Methods: : The database of the outpatient clinic for genetic sensory diseases was screened for patients over 40 years with uncharacterized macular dystrophy. Patients with extensive macular atrophy and pseudodrusen-like appearance were included. Clinical investigations included visual acuity, eye examination, color fundus imaging, OCT scan, autofluorescence, Farnsworth 15-HUE color testing, Goldman perimetry and ISCEV full-field ERG.
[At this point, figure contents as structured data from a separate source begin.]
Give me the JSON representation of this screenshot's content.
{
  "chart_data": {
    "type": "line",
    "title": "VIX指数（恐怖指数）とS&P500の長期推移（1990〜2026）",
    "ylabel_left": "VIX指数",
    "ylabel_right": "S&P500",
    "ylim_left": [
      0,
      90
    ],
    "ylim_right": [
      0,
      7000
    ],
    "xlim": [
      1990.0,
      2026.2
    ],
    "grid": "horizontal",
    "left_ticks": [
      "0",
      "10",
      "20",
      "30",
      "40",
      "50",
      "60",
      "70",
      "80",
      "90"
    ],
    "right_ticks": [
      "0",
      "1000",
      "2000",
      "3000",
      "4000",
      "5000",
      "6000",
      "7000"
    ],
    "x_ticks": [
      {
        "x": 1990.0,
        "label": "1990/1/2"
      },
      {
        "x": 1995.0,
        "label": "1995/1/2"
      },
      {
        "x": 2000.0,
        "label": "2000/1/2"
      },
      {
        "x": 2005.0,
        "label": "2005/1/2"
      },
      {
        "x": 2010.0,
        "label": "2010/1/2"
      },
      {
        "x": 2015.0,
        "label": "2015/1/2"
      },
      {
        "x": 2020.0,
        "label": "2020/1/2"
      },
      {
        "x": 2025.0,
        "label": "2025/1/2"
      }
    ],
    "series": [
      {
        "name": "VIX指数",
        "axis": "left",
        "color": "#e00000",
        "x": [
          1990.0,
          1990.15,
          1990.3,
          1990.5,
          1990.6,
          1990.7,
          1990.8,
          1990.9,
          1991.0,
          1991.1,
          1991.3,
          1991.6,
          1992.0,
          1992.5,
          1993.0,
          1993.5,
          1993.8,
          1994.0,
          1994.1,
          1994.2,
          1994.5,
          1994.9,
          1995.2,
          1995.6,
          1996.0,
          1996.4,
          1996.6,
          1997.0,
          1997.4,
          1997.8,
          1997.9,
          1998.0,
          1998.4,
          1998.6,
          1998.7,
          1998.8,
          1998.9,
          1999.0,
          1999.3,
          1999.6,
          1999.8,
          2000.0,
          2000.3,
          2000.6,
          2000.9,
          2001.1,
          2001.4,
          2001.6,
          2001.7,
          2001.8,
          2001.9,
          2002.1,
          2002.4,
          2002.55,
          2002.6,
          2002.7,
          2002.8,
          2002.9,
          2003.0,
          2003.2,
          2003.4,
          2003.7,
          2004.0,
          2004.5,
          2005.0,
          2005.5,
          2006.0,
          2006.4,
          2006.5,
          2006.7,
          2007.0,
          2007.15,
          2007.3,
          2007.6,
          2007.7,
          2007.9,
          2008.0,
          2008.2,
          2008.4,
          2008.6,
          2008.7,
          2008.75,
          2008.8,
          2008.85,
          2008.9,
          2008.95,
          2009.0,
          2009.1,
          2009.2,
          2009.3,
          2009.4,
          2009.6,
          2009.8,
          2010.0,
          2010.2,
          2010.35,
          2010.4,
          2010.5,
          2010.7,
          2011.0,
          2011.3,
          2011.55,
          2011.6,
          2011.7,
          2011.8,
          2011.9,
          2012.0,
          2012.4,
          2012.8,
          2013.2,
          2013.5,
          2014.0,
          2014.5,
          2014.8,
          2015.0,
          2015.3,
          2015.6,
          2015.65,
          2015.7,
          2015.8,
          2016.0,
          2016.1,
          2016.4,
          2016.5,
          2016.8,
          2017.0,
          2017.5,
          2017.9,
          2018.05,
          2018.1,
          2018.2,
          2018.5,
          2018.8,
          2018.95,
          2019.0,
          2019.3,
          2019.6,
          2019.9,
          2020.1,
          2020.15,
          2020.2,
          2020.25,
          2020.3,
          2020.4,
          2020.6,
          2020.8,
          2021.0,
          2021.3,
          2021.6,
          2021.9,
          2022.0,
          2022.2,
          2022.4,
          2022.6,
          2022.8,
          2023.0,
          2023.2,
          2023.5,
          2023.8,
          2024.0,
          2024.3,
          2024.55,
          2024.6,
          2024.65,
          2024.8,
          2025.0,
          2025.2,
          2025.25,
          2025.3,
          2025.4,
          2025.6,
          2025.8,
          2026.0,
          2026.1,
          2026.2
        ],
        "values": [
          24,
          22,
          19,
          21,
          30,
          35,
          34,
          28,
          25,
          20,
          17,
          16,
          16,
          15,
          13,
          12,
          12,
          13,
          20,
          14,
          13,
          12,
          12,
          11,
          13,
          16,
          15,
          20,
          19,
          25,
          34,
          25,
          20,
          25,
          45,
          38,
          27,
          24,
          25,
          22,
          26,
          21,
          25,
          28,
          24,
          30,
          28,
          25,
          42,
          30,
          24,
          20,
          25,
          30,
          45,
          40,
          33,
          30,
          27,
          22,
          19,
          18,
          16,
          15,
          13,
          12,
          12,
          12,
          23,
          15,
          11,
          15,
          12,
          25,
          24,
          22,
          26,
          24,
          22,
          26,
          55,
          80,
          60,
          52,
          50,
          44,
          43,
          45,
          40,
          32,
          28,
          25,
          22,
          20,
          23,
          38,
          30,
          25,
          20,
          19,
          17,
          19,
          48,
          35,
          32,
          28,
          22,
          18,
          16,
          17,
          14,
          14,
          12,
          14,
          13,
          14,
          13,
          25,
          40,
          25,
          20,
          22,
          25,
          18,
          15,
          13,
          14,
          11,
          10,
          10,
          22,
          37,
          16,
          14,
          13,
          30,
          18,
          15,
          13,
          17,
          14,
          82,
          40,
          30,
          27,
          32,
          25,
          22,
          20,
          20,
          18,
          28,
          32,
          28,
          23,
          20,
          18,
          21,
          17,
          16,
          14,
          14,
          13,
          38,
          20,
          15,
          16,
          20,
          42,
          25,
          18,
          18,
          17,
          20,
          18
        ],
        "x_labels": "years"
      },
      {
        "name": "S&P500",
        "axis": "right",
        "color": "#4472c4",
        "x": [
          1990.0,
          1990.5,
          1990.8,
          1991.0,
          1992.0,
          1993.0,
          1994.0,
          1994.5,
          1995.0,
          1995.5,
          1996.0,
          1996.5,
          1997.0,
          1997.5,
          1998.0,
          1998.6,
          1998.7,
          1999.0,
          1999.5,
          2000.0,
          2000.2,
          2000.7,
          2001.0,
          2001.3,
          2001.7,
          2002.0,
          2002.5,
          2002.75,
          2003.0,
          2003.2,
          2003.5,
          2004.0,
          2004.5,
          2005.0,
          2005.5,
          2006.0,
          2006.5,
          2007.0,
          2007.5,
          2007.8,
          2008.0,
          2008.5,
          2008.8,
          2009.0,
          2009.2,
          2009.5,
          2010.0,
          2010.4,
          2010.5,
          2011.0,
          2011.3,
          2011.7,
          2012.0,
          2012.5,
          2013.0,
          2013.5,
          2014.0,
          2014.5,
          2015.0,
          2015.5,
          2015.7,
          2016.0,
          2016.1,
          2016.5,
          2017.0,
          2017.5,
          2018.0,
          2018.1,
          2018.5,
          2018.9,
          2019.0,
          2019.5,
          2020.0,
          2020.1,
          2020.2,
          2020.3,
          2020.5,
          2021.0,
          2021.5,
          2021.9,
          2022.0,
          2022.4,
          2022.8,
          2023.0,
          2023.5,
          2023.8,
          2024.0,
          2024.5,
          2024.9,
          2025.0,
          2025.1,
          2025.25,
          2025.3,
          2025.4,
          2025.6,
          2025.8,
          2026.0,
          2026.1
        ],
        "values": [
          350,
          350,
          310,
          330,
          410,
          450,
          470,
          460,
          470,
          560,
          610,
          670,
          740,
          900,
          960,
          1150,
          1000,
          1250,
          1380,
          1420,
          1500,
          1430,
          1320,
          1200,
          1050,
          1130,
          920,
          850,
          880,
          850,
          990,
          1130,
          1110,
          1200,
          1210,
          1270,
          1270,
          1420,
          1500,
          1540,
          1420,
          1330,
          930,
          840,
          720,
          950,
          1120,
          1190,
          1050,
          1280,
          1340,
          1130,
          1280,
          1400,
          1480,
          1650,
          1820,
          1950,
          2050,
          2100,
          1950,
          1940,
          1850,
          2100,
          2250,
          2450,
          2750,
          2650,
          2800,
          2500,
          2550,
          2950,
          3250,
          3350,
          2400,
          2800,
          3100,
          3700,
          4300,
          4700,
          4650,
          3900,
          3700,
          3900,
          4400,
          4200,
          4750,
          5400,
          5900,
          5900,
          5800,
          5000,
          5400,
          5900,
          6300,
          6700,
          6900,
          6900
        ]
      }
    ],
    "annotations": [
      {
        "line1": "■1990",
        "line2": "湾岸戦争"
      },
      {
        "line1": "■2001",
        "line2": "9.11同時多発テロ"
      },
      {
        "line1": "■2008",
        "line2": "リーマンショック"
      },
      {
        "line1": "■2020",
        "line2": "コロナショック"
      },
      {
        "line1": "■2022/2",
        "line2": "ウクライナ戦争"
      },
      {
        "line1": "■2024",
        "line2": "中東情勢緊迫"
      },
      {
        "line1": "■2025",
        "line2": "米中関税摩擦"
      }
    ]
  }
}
Results: : Eighteen patients of 45 screened records (40%) matched the inclusion criteria. Bilateral polycyclic well-delineated chorioretinal atrophy extending to the temporal vascular arcades, with a larger vertical axis and without sparing of the fovea featured the macular lesion. The pseudodrusen-like appearance was widespread thoughout the posterior pole and the peripheral retina. In the extreme periphery, paving stone lesions were mostly located in the inferior quadrants. In contrast to age-related macular degeneration, a rapid progression of the atrophy was observed with an early involvement of the foveal zone, thus leading to a severe visual loss. All the patients except two were legally blind at the end of the follow-up. Unlike age-related degeneration, none of these patients developed choroidal neovascularisation. In all patients, the scotopic and photopic ERG responses were reduced.

Conclusions: : The cause of Extensive Macular Atrophy with Pseudodrusen (EMAP) remains unknown. Extensive Macular Atrophy with pseudodrusen (EMAP) should be considered as a possible pattern of severe macular dystrophy occurring in the middle-aged adult.